The CLI therefore requires an explicit policy if you want lossy behavior.

- `strict` (default): fail if any named graph statements are present
- `default-only`: keep only the default graph, drop all named graphs
- `select`: keep only statements from one selected graph (`--graph ...`)
- `union`: flatten all dataset statements (default + named graphs) into one graph

For `nt` / `turtle` -> `nq` / `trig`, `--into-graph` can place all input triples into a single named graph instead of the default graph.

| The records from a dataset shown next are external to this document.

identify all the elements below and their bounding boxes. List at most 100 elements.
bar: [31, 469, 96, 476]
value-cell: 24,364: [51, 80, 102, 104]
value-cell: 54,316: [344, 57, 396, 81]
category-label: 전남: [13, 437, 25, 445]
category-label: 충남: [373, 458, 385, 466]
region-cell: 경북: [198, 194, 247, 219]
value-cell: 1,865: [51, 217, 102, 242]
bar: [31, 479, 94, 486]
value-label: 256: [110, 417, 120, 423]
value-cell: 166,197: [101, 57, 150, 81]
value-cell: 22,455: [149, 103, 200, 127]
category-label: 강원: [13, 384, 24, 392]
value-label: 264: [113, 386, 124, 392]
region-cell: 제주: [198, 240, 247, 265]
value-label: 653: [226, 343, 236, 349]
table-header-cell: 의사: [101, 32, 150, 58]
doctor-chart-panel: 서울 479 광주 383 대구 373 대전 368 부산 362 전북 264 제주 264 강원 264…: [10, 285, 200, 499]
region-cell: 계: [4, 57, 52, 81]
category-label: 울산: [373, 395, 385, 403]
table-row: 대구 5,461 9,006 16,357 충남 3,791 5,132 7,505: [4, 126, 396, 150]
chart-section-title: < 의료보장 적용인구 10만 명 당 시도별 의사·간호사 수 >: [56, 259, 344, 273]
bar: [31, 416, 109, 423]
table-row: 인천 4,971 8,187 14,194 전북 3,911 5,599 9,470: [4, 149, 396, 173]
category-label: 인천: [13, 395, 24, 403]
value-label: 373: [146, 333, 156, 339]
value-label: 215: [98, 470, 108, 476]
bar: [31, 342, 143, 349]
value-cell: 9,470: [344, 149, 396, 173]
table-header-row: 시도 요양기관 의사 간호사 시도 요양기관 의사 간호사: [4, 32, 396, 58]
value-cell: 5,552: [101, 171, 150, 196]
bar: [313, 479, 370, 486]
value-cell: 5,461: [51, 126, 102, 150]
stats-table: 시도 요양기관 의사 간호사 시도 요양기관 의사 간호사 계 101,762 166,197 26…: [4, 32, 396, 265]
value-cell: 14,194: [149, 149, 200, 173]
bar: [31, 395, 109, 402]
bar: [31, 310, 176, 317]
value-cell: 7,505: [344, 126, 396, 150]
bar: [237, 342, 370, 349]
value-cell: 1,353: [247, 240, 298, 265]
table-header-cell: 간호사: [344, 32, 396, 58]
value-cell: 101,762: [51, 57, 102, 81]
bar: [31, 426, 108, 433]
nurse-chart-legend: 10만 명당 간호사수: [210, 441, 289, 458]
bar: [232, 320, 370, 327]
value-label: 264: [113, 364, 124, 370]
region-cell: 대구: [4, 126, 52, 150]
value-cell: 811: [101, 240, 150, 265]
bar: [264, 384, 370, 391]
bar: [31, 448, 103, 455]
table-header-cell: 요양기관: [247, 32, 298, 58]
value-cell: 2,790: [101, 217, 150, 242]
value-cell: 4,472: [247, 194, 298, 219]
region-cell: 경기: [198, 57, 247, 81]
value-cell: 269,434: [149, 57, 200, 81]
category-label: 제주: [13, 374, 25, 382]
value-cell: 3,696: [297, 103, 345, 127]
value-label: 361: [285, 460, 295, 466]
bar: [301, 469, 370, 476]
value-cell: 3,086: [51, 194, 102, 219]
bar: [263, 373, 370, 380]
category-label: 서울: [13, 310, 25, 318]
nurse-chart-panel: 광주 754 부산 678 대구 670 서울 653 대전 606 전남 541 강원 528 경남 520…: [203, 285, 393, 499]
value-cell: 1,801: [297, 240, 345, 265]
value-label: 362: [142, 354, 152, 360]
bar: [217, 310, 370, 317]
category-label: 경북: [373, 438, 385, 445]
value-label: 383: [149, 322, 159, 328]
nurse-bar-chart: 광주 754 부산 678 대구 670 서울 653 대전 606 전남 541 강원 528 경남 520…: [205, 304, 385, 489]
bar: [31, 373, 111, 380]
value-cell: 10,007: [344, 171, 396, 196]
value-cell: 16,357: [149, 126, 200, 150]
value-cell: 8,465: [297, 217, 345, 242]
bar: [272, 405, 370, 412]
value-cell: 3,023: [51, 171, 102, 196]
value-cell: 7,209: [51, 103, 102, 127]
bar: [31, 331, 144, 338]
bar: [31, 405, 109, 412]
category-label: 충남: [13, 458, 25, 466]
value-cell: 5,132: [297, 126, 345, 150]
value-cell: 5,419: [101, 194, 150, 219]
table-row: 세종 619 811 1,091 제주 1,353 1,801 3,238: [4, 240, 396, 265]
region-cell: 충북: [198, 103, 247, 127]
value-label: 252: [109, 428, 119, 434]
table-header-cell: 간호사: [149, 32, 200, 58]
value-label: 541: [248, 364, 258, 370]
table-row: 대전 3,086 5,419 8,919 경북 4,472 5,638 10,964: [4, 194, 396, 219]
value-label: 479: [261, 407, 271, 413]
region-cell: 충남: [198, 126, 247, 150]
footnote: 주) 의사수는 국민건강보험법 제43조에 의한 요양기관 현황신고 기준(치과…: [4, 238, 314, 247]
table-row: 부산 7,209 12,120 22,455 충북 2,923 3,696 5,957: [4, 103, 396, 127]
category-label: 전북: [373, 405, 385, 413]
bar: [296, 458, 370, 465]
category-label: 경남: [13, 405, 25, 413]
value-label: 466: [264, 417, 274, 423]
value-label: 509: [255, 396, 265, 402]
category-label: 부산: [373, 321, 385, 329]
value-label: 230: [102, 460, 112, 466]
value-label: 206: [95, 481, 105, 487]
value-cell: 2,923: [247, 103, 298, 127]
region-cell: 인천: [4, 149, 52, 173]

## Python API (Library Use)

`rdf_converter.py` can also be imported as a module.

Main functions:

- `parse_ntriples(text, source="<string>") -> list[Triple]`
- `parse_nquads(text, source="<string>") -> list[Quad]`
- `parse_turtle(text, source="<string>", base_iri=None) -> list[Triple]`
- `parse_trig(text, source="<string>", base_iri=None) -> list[Quad]`
- `serialize_ntriples(triples) -> str`
- `serialize_nquads(quads) -> str`
- `serialize_turtle(triples, options=None) -> str`
- `serialize_turtle_with_meta(triples, options=None) -> tuple[str, dict[str, int]]`
- `serialize_trig(quads, options=None) -> str`
- `serialize_trig_with_meta(quads, options=None) -> tuple[str, dict[str, int]]`
- `convert_data(...) -> tuple[str, list[Quad], dict[str, int]]`

Common data types:

- `IRI`
- `BNode`
- `Literal`
- `TripleTerm`
- `GraphLabel`
- `Triple`
- `Quad`
- `ParseError`
- `TurtleSerializationOptions`

Example:

```python
from rdf_converter import parse_trig, serialize_nquads

trig = '<http://example/g> { <http://example/s> <http://example/p> "x" . }\\n'
quads = parse_trig(trig, source="example.trig", base_iri="http://example/")
nq = serialize_nquads(quads)
print(nq)
```

## Error Handling

- Syntax and deterministic parse failures raise `ParseError`
- CLI validation/configuration errors are reported as `Error: ...` and exit with status `1`

## Notes

- The implementation follows the repository grammars in `grammar/*.bnf`
- Turtle and TriG parsing support base IRI resolution for relative IRIs
- Serialization output is designed to remain parseable by the project parser

## License

This project is licensed under the MIT License.